16 years of childhood, and the child population of each country for 1999. The figures were revised in 2010 and, because of falling U5MRs and a relatively stable child population, the estimate had fallen by 10% to 1.26 million,53 and had fallen again to 1.14 million by 2015. The revised estimate for 2020, 1.024 million, used the GBD seven super regions for the first time (Fig. 1.1 and Table 1.3).54 These regions comprise 21 smaller regions grouped by their geographical closeness and epidemiological similarity, which is largely driven by the social determinates of health (genetics, behavior, environmental and physical influences, medical care, and social factors).55 An advantage of using GBD regions is that data of relevance to VI in children, e.g., preterm birth rates, also are reported using these regions. Sub-Saharan Africa and South Asia (approximately 350,000 and 300,000, respectively) have the highest number of blind children, and Central Europe/Eastern Europe/Central Asia and Latin America/Caribbean have the lowest (approximately 30,000 and 50,000, respectively). Comparing the number of blind children per 10 million total population reveals a 5.5-fold difference between the High Income super region (57/10 million population) and
Sub-Saharan Africa (313/10 million), reflecting regional demographic and blindness prevalence estimate differences.
Incidence
Contemporary incidence data are lacking for many countries. Since 2000, only two incidence studies have been reported (see Box 1.3 and Table 1.2).

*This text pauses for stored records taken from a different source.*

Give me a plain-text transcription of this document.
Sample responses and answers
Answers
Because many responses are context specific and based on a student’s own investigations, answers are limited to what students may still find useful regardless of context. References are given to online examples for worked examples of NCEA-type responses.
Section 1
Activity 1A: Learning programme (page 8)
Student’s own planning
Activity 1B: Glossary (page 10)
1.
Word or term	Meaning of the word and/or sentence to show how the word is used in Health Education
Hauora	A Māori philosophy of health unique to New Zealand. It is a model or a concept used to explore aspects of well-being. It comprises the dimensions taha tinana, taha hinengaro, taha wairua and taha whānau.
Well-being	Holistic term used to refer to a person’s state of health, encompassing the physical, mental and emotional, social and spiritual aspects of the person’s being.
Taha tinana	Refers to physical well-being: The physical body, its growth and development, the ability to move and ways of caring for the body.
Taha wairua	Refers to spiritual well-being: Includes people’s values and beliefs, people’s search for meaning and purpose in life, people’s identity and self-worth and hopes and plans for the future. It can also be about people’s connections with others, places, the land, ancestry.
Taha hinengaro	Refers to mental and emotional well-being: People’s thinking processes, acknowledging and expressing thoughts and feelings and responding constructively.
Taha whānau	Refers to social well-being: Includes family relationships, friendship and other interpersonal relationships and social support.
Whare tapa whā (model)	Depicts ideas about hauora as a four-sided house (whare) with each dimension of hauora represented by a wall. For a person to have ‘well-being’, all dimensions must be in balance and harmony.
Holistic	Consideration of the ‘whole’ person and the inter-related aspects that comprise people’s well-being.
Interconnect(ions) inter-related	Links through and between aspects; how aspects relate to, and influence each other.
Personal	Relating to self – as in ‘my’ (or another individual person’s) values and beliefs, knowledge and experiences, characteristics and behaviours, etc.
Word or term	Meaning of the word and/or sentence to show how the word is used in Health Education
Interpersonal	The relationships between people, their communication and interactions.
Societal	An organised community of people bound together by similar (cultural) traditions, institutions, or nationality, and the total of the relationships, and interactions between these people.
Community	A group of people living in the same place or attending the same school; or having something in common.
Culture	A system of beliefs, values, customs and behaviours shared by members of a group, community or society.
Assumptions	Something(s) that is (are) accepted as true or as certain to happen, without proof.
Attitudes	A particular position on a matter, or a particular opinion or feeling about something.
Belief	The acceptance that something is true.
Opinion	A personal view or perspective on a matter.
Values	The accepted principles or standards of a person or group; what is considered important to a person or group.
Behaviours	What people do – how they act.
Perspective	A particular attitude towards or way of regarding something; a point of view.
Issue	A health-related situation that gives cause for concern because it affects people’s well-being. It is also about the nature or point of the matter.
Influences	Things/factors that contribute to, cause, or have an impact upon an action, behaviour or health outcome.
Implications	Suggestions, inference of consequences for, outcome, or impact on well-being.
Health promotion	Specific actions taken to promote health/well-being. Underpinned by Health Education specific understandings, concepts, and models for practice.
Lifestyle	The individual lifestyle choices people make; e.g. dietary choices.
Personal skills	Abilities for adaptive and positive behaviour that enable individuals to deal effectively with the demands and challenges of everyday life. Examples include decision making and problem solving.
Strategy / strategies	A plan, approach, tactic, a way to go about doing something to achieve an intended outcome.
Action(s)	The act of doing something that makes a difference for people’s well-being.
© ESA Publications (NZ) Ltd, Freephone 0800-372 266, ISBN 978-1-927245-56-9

In the UK, a national population-based study of severe vision impairment (SVI) and blindness (BL) conducted in 2000 showed that the age groupspecific incidence was highest in the first year of life at 4.0 per 10,000 per year, with the cumulative incidence (lifetime risk) increasing to 5.9 per 10,000 by 16 years of age.17 A second UK study, a national populationbased study of the full spectrum of visual disability, encompassing vision impairment (VI), severe vision impairment, and blindness (VI/SVI/B), reported an annual incidence of 5.2 per 10,000 in the first year of life, with a cumulative incidence by 18 years of 10.0 per 10,000 in the UK in 2015/16.18 These estimates are likely to be applicable to countries with similar socioeconomic development and access to services, but the incidence in many lower-income countries is probably higher.